Continental is launching an emergency brake assist system for motorcycles. The radar-based system belongs to the range of advanced rider assistance systems that Continental will be presenting at EICMA in Milan, Italy.

The new fifth-generation radar sensors from Continental, which feature capabilities such as enhanced object detection, make it possible to deliver a high-performance emergency brake assist system.

Whereas an emergency brake assist in a passenger car automatically performs emergency braking with maximum braking force when a collision is imminent, the motorcycle system brakes in a much more measured way.

It is designed to help the rider, rather than to take control itself.
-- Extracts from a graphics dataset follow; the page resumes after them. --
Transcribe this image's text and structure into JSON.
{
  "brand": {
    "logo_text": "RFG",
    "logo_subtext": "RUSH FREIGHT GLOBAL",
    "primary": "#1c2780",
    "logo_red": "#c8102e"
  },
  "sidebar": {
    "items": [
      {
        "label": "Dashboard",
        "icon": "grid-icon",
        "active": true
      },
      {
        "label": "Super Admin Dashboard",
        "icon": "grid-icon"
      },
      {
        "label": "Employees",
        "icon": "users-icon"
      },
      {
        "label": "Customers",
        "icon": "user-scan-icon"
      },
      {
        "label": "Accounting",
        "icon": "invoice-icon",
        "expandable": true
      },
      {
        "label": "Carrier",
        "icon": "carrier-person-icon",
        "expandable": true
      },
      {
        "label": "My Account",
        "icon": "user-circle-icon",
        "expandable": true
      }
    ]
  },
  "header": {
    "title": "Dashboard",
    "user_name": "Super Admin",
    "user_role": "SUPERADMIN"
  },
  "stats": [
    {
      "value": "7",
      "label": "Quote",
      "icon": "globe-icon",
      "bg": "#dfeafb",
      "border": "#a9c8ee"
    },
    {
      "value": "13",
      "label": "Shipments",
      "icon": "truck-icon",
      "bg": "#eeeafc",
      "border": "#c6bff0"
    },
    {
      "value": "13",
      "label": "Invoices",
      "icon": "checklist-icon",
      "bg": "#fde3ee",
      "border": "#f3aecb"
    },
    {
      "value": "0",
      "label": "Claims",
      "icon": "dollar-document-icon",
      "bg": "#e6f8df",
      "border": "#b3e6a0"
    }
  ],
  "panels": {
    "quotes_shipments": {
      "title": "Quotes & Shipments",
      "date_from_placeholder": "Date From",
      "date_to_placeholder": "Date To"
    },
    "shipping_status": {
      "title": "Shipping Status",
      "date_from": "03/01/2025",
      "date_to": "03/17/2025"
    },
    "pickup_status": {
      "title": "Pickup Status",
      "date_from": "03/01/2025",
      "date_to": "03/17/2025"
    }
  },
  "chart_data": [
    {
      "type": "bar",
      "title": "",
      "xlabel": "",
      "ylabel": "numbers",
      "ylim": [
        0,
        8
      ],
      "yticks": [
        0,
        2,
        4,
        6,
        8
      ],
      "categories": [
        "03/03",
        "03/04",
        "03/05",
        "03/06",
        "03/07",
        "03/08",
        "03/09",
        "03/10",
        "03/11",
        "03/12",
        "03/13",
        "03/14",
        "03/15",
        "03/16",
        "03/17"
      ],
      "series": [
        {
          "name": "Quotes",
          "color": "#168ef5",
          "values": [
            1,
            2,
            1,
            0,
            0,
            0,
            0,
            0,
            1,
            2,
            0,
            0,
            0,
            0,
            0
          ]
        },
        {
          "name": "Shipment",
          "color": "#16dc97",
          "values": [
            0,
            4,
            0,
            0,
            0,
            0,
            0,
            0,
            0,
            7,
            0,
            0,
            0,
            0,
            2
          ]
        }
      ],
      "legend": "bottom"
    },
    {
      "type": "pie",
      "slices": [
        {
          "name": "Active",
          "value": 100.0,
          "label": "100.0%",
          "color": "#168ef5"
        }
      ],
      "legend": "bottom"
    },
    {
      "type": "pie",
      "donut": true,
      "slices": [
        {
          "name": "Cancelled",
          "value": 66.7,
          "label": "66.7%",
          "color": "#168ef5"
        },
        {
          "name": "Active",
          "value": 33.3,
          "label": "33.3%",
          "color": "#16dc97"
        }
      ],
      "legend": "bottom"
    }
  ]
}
According to Continental accident research, a large number of rear-end collisions could be prevented with an emergency brake assist – even in the case of intersecting and oncoming traffic – in the not too distant future.

“Unlike in cars, motorcyclists are very much exposed to environmental factors such as the wind, weather and vibrations, and this makes riding a very challenging task,” says Christian Pfeiffer, ARASTM project manager for the area of 2-Wheelers and Powersports at Continental.

“As a result, motorcyclists more frequently find themselves in situations in which it is difficult to estimate the speeds of other road users.

“Emergency brake assist for motorcycles is therefore primarily indicative in nature. It draws the rider’s attention to critical situations and makes them more readily understandable,” he adds.

“As is the case with cars, the system reduces speed here as well. However, the goal is to initiate a process that the rider can then take control of. This shortens the response time, which in turn can reduce stopping distance considerably.”

Emergency brake assist uses a radar sensor to monitor the area in front of the motorcycle. If there is a risk of a collision with a vehicle in front or any other obstacle, the rider is alerted by a visual, audible or haptic warning, e.g. by means of vibrations in the handlebars.

Low initial braking pressure then helps the rider with the active braking operation. If the rider does not react to the warning, emergency brake assist automatically builds up braking force – as long as the rider has both hands on the handlebars.

The deceleration is much less pronounced than is usual in a passenger car emergency braking system.